I am facing the following problem: I have (large) sample of unevenly distributed points $(X_i,Y_i)$ in a 2D space. I would like to determine the local extremas of the density of the distribution.
I have tried with the function KernelDensity in sklearn.
Does the function KernelDensity allow to estimate the density of the sample in a point outside the sample ?
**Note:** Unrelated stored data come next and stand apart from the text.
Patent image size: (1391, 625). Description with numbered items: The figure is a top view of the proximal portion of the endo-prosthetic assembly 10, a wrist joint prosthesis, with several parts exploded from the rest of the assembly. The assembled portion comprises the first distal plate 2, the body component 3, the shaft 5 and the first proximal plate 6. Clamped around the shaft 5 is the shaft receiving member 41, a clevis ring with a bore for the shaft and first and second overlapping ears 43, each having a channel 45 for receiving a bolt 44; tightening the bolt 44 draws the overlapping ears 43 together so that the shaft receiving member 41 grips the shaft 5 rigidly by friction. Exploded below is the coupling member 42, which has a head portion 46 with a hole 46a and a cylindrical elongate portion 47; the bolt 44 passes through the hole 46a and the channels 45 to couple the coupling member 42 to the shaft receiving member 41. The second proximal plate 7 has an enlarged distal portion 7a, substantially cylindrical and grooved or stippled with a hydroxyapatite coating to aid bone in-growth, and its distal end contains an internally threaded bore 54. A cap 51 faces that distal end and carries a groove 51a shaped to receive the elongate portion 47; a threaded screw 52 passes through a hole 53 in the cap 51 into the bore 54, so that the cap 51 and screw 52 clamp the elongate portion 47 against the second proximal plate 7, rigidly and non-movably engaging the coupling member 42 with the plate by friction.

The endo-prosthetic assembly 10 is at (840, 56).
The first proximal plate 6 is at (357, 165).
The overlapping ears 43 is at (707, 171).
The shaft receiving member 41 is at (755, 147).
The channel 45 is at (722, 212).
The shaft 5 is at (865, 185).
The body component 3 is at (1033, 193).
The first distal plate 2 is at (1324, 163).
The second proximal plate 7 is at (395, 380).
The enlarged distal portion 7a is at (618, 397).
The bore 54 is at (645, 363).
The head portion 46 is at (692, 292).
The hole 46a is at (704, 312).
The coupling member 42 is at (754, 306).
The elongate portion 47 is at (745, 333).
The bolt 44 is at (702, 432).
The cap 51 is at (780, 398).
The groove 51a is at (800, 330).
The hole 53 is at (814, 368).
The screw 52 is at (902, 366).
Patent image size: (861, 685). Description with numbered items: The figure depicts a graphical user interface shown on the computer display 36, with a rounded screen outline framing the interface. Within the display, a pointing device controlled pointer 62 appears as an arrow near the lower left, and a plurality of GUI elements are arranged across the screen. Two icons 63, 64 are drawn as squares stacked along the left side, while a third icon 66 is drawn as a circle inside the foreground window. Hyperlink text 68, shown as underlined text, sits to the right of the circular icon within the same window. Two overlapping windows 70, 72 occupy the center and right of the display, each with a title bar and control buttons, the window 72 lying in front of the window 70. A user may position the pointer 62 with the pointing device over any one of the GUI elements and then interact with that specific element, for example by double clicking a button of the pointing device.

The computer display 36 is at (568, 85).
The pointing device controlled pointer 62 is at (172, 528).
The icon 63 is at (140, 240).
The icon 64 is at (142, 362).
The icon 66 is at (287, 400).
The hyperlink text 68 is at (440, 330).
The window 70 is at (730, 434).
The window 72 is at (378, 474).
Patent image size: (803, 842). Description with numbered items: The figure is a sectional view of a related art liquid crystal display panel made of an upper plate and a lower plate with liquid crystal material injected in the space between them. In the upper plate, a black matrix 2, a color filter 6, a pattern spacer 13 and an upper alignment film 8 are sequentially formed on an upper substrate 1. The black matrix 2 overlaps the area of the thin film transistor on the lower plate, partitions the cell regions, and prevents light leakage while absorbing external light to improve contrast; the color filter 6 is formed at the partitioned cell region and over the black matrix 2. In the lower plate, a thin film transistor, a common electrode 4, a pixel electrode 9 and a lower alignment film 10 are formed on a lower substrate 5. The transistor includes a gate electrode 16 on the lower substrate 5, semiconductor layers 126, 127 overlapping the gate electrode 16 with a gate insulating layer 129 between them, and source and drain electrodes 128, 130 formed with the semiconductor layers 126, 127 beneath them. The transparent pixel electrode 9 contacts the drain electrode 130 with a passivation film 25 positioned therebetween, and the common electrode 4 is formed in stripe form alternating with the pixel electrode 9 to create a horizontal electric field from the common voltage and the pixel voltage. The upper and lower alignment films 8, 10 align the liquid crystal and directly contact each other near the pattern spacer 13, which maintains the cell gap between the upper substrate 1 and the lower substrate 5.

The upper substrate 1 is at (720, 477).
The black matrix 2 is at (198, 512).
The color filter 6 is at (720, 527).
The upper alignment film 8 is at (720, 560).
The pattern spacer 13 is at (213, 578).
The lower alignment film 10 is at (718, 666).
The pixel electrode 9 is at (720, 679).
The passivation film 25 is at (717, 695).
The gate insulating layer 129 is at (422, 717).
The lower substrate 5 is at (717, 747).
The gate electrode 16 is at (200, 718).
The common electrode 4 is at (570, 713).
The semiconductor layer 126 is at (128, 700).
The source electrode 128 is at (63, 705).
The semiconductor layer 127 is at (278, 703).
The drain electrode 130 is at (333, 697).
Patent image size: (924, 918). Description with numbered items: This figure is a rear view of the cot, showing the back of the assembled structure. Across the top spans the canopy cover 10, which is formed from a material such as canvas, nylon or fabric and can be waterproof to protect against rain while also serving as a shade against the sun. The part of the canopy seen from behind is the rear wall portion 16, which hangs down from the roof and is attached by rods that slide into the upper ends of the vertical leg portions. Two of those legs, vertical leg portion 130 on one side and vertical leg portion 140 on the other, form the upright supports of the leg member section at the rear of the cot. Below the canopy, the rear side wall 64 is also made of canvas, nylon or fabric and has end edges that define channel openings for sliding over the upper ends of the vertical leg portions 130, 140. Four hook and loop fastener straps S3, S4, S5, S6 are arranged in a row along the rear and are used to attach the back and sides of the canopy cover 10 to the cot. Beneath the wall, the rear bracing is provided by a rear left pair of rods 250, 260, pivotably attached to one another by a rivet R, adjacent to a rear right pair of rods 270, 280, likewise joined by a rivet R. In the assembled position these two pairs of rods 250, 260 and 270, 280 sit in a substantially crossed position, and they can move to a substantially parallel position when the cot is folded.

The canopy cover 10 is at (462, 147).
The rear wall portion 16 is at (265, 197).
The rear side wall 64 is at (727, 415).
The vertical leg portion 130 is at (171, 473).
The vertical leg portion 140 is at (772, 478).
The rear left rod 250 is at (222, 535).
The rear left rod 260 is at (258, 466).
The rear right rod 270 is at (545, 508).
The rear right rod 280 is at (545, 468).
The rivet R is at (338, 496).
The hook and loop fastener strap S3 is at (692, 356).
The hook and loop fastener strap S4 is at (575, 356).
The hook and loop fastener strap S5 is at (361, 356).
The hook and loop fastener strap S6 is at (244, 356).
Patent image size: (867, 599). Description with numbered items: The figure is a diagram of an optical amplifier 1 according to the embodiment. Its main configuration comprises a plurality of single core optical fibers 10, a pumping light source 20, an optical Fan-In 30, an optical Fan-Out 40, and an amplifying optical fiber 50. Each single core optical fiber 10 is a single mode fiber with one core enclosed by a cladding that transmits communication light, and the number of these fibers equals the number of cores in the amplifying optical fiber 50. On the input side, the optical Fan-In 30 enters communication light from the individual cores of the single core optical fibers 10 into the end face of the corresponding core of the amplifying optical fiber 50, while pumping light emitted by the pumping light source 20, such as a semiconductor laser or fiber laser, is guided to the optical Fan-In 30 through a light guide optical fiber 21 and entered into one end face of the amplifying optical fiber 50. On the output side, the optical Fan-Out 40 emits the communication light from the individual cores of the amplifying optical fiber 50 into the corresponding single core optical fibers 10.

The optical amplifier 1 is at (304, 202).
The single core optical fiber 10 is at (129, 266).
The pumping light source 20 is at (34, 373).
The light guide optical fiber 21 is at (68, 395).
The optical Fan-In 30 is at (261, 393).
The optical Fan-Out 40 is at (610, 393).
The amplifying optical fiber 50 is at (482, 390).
if yes, i cannot find the right syntax ?
Here is an example:
import numpy as np
import pandas as pd
mean0=[0,0]
cov0=[[1,0],[0,1]]
mean1=[3,3]
cov1=[[1,0.2],[0.2,1]]
A=pd.DataFrame(np.vstack((np.random.multivariate_normal(mean0, cov0, 5000),np.random.multivariate_normal(mean1, cov1, 5000))))
A.columns=['X','Y']
A.describe()
from sklearn.neighbors import KernelDensity
kde = KernelDensity(bandwidth=0.04, metric='euclidean',
kernel='gaussian', algorithm='ball_tree')
kde.fit(A)
If I make this query
kde.score_samples([(0,0)])
i get a negative number, clearly not a density !!
array([-2.88134574])
I don't know if its the right approach. I would like then use that function to use an optimizer to get local extremas. (which library/function would you recommend ?)
is there some easy way to do that in Sagemath ?
thank you very much for your help